Artificial trans fats are on their way out, but aren’t gone: Look for “partially hydrogenated oil” in the ingredients lists of products like ready-to-use frostings, microwave popcorn, packaged cakes, frozen pizzas, margarines, refrigerator dough products, crackers, and coffee creamers. Thanks to a new ruling from the U.S. Food and Drug Administration (FDA), by 2018, these products should be safer to eat as well.
“Partially hydrogenated oil” emerged in the 1950s. By bubbling hydrogen gas through oil, manufactures can turn liquid oils into Crisco or hard margarine, or whatever saturation or thickness they choose. The new technology made a flurry of new consumer packaged goods taste fresh longer, but as early as 1990, scientists linked these industrially created fats to greater risk of heart disease. Trans fats build up plaque in the arteries and can help trigger a heart attack.
In 2006, after years of research, the FDA required companies to list trans fat content on nutrition labels, and many companies eliminated them. McDonald’s found substitutes and so did Crisco. But there’s a catch: a nutrition label can say “Trans Fat” with a zero next to it, or not mention Trans Fat, if the product contains fewer than 0.5 grams per serving. People often eat much more than the serving size chosen by the manufacturer, and even small amounts of trans fats can add up. To avoid trans fat, you need to actually look at the ingredients, rather than the nutrition label.

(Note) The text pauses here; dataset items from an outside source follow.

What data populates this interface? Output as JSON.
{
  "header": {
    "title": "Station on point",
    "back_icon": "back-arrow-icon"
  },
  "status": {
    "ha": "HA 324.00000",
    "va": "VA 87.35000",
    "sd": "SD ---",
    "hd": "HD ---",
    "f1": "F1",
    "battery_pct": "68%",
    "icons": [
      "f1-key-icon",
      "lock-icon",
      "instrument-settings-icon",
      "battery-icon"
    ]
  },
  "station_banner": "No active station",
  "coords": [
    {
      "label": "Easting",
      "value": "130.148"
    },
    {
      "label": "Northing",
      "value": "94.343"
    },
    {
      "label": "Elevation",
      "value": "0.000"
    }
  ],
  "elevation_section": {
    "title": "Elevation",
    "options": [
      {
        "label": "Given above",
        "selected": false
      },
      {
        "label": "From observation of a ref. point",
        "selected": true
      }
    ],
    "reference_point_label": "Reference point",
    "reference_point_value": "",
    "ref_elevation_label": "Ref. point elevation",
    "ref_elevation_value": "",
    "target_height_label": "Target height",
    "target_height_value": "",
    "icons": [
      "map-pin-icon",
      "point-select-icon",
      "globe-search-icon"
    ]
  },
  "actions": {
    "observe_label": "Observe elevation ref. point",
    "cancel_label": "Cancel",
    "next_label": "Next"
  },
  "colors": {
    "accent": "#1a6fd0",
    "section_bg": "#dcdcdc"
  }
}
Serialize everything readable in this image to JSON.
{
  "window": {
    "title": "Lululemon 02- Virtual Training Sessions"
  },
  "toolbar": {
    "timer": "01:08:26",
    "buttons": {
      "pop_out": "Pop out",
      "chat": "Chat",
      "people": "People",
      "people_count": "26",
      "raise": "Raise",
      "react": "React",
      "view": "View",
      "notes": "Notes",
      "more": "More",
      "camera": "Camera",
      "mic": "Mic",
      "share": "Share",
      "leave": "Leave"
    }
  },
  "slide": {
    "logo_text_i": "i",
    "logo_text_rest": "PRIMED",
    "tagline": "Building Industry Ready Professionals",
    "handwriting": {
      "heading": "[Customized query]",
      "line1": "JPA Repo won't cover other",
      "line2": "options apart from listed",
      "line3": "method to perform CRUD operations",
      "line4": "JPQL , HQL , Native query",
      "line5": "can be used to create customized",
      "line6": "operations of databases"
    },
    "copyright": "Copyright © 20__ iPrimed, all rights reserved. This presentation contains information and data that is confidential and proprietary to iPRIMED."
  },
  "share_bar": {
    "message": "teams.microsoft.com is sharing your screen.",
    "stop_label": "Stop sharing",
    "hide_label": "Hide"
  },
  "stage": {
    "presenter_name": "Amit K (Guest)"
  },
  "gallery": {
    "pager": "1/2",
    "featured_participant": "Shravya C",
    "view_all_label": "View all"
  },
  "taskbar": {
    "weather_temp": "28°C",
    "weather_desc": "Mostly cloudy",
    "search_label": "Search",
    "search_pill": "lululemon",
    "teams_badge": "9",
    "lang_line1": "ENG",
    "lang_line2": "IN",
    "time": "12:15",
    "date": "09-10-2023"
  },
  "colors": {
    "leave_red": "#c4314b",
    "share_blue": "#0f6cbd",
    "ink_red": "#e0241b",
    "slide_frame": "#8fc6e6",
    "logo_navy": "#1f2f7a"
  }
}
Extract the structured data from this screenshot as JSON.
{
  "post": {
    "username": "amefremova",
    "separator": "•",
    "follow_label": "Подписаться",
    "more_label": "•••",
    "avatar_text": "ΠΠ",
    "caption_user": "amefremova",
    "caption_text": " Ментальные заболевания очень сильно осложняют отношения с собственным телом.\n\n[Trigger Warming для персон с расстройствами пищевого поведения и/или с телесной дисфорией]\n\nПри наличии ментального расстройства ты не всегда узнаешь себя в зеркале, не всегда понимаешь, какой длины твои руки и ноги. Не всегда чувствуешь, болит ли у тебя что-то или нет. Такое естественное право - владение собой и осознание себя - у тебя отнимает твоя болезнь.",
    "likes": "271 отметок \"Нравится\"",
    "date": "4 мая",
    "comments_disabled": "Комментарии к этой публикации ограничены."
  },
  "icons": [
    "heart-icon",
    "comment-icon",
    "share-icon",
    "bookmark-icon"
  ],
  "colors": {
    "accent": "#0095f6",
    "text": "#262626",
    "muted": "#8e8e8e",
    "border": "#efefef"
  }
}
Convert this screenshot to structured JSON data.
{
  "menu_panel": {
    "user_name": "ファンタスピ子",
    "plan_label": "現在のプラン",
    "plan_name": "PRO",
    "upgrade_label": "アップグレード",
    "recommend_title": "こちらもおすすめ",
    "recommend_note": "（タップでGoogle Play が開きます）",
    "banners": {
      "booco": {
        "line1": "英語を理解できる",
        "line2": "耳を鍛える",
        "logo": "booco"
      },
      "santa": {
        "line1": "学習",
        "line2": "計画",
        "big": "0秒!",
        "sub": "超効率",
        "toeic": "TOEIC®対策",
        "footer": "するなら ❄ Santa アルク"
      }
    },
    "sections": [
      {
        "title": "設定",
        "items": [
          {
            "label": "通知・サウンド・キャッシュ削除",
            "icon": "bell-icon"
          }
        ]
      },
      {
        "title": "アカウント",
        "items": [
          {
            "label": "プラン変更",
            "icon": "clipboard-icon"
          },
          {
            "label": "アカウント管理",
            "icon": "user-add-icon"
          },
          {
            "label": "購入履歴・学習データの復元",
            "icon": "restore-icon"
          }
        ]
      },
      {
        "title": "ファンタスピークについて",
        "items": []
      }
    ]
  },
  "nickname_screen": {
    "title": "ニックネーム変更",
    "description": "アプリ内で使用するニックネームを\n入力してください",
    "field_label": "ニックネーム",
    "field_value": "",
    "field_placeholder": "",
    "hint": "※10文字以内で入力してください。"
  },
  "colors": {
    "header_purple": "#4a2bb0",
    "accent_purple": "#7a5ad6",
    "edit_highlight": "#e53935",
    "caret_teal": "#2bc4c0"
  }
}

Now the agency has taken the next step and ruled that unless a company wins a special exception, by 2018, it must eliminate all artificial trans fats from its products. (The fats will still occur naturally in meat and dairy products.) This change, the agency says, could prevent 20,000 heart attacks and 7,000 deaths from heart disease each year, and save an estimated $140 billion over 20 years in healthcare costs.
Some of your favorite brands may have already made the switch. The FDA estimates that consumption of trans fats fell by 78 percent from 2003 to 2012, partly as the result of its 2006 ruling. New York City banned trans fats in foods sold by restaurants and bakeries in 2006, and California, Cleveland, and Philadelphia followed. Consumption of saturated fats in packaged baked goods increased, but saturated fats are less dangerous, said study author Barry M. Popkin, a nutrition epidemiologist at the University of North Carolina at Chapel Hill.
Brands that currently contain artificial trans fat include Betty Crocker Super Moist Yellow Cake Mix, Nestle Coffeemate creamer, Pillsbury Cinnamon rolls, Girl Scouts Thin Mints, Sara Lee New York Style Classic Cheesecake, Nabisco Ritz Crackers and Saltine Crackers, and Tootsie Rolls, among others.
It makes sense that these products couldn’t stay exactly the same now that the Mad Men TV show is finally over. Without trans fats, donuts may become more oily, real butter may appear in movie theaters for popcorn, crackers will contain more soybean or canola oil, and finely ground nuts may thicken creamers.